Abstract: In this lecture, I will present a twofold perspective on language data: first, as a fundamental resource for linguistic research, and second, as a cornerstone of sovereign AI development. I will discuss how recent technological advances have transformed evidence-based language studies, broadening the scope of linguistic inquiry, particularly through corpus methods and NLP tools increasingly accessible to non-programmers. I will then demonstrate how high-quality, locally governed data underpin AI systems tailored to specific cultural and linguistic needs, emphasizing the critical importance of maintaining full control over data quality, composition, and safety during all stages of model development. Drawing on practical insights from building the Polish Large Language Model (PLLuM) ecosystem, I will illustrate a data-centric approach to creating language models, including manual dataset assembly and navigating challenges such as withdrawn consent. Additionally, I will address the issue of biases embedded in language data specific to local contexts. Ultimately, by highlighting both opportunities and challenges, I will argue that attention to resource management, institutional cooperation, and data quality, as well as paying attention to linguistic biases are essential for achieving truly sovereign AI.

Aleksandra Tomaszewska (Institute of Computer Science, Polish Academy of Sciences)

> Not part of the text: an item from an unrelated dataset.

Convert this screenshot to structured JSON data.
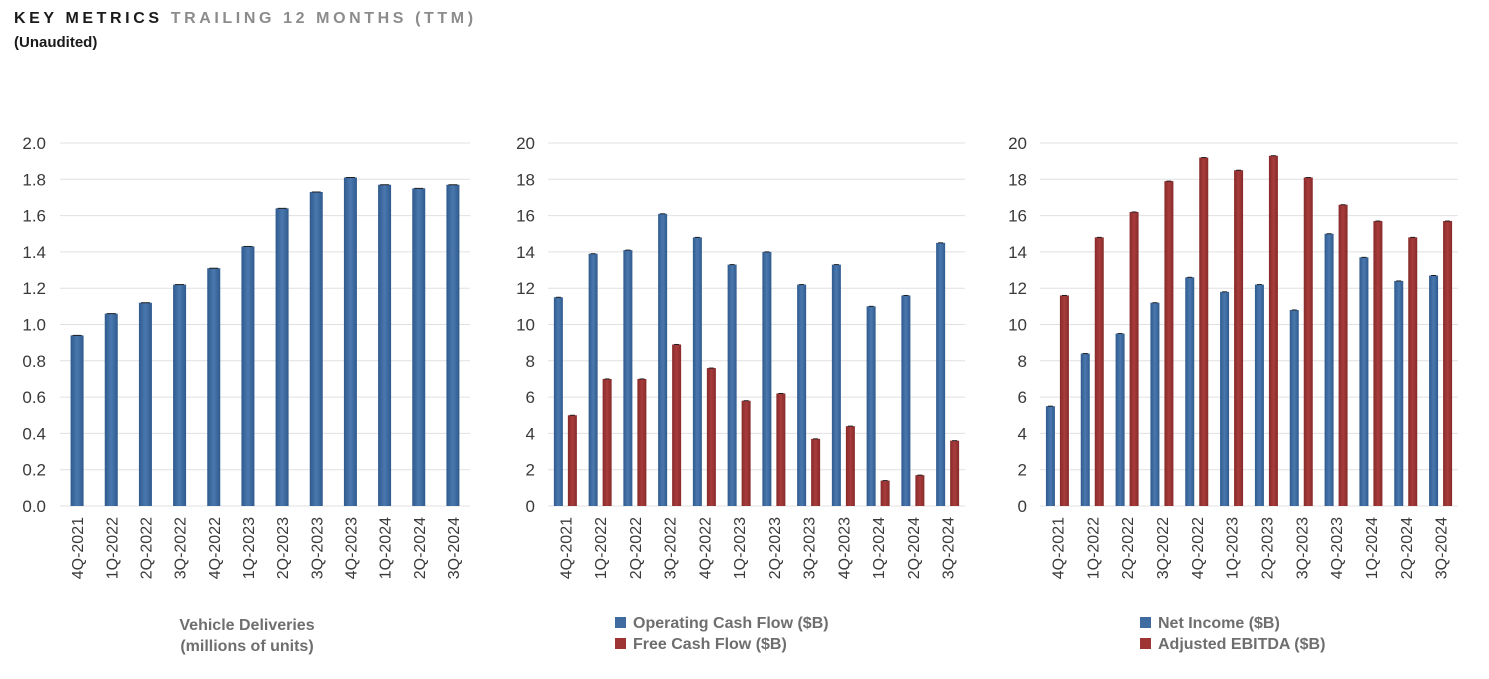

An expert in corpus linguistics and Natural Language Processing applications, she is a linguist and researcher on the Linguistic Engineering Team at the Institute of Computer Science, Polish Academy of Sciences. She analyzes and co-develops language corpora and NLP tools designed to support individuals without programming experience in exploring phenomena in authentic language use. She has co-created local language models and coordinated the development of a Polish-language dataset for the Polish AI ecosystem, the PLLuM (Polish Large Language Model) family of models. She also serves as a pro bono expert in the Artificial Intelligence Working Group (Data for AI section) at Poland’s Ministry of Digital Affairs. Her research interests include corpus methods and resources, data-centric sovereign AI, lexical innovation, and biases in data and language models. She actively participates in Polish and international research projects and is the author of publications and talks for researchers, students, and general audiences. She is a graduate of the University of Warsaw.